Writing Less C in Lisp

Wed Apr 20, 2011

It seems that I only ever get around to working on this pet project when I'm sick. It's taken almost 5 months at this point, but the hours counter is really closer to ~15, which means that I could have done the work during a single, particularly slow, weekend.

Anyway, moving on, I've been plaing around with the codebase for Elite for Emacs (and there's a post around here somewhere that details some of the blunders it contains). Today, I'm dealing with the next level up; not pointing out where primitives are being misused, but pointing out needless patterns where they don't belong and showing one way of composing them well. Actually, now that I look at it, I'd better take a single pattern out and deconstruct it lest I bore the ever-living shit out of everyone, including me. I'm also not eliding anything this time, this is going to deal with specifics from the Elite for Emacs 0.1 codebase and how I'm thinking about re-implementing them.

Describing Things

Actually, before I get to that one,

Random Numbers

At a cursory examination, elite-for-emacs-*.el contains myrand, randbyte, rand1 and gen_rnd_number (and no uses of the the built-in rand function). They may or may not do similar things. The author also insists on tracking his own random number seed in a global variable (and re-generating it with a function named mysrand). Here's a sample

(defun gen_rnd_number ()
  (let ((a)
        (x))
    (setq x (logand (* (fastseedtype-a rnd_seed) 2) #xFF));
    (setq a (+ x (fastseedtype-c rnd_seed)))
    (if (> (fastseedtype-a rnd_seed) 127)
        (setq a (1+ a)))
    (setf (fastseedtype-a rnd_seed) (logand a #xFF))
    (setf (fastseedtype-c rnd_seed) x)
    (setq a (/ a 256)); /* a = any carry left from above */
    (setq x (fastseedtype-b rnd_seed))

    (setq a (logand (+ a x (fastseedtype-d rnd_seed)) #xFF))

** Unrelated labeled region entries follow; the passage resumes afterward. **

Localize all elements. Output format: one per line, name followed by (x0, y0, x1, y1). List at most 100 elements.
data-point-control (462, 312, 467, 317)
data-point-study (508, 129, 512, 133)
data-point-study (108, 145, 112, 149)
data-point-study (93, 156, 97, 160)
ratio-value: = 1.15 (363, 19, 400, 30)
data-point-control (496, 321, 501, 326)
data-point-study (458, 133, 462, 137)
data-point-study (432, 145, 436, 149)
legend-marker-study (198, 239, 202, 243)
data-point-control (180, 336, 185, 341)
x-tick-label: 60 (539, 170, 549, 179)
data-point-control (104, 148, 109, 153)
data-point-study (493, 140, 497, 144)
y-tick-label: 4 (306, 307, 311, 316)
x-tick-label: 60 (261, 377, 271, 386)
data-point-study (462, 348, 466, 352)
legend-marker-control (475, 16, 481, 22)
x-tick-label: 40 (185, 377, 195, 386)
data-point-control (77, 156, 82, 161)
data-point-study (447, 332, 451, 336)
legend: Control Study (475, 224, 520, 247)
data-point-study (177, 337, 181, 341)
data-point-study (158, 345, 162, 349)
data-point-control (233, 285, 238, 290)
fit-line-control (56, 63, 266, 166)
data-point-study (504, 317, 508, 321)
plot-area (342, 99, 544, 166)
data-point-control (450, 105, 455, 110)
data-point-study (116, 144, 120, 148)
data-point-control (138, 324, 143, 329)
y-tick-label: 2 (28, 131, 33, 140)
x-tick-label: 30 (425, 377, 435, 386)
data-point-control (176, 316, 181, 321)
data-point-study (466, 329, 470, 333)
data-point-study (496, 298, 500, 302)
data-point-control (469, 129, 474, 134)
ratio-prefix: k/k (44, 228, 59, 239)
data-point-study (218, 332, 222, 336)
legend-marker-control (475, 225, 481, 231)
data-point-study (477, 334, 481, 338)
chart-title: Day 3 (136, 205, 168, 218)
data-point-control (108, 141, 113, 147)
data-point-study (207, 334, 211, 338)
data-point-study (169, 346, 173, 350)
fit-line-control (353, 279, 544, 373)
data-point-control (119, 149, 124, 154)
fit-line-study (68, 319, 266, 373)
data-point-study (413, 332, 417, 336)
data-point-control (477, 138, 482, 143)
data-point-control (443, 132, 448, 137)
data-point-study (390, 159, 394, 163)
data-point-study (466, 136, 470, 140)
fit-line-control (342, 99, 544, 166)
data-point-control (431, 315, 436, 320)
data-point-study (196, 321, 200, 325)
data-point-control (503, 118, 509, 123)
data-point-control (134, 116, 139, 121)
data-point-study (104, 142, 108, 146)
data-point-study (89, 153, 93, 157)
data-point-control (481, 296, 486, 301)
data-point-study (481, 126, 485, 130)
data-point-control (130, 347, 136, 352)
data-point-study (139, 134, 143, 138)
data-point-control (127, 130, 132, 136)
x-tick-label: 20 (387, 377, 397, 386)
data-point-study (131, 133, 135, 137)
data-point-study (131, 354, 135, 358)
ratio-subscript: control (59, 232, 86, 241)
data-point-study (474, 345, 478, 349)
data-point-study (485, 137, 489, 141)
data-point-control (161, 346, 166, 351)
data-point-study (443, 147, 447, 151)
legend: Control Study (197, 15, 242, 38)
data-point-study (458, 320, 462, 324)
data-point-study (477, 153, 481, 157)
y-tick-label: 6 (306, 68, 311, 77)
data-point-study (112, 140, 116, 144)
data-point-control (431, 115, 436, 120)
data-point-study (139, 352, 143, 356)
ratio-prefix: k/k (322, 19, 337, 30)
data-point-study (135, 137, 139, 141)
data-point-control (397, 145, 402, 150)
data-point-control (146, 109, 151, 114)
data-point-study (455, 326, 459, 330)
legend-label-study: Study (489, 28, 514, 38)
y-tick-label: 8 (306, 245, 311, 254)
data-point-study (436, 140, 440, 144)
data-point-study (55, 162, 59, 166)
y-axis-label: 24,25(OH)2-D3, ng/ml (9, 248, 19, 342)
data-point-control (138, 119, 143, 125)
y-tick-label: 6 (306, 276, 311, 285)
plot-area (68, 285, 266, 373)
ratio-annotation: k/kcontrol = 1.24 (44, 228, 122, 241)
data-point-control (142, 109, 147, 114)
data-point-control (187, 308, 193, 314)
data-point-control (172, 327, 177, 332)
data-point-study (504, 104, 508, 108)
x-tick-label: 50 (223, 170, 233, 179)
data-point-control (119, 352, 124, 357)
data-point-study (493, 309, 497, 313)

    (setf (fastseedtype-b rnd_seed) a)
    (setf (fastseedtype-d rnd_seed) x)
    a))

I'm not sure why Lisp coders get stick for re-implementing infrastructure if this is reasonably common in the outside world. Building your own byte-oriented random number generator is something a Lisp can do, but1 you really shouldn't. If you were in the middle of writing your own implementation of rand in Elisp, Common Lisp or Scheme before you started reading this, please just do us both a favor and stop.

Now then.

Describing Things

Here's how Elite for Emacs generates planet descriptions.

(defun elite-for-emacs-planet-description (galaxy-index system-index)
  "Return planet description"
  (let ((planet-sys)
        (rnd_seed))
    (setq planet-sys (aref (aref elite-for-emacs-galaxies-in-universe galaxy-index) system-index))
    (setq rnd_seed (copy-fastseedtype (plansys-goatsoupseed planet-sys)))
    (setq elite-for-emacs-planet-description "")
    (goat_soup "\x8F is \x97." planet-sys)
    elite-for-emacs-planet-description))

Which actually lulled me into a false sense of security the first time around because it seemed

  1. functional-ish (it isn't upon closer inspection, note that it returns elite-for-emacs-planet-description, which isn't set anywhere in the body of the definition)
  2. short (once you understand everything it calls... not so much)
  3. simple (maybe I'd better just show you)

There's at least one thing there that should have set off definite alarms though. What kind of name is goat_soup?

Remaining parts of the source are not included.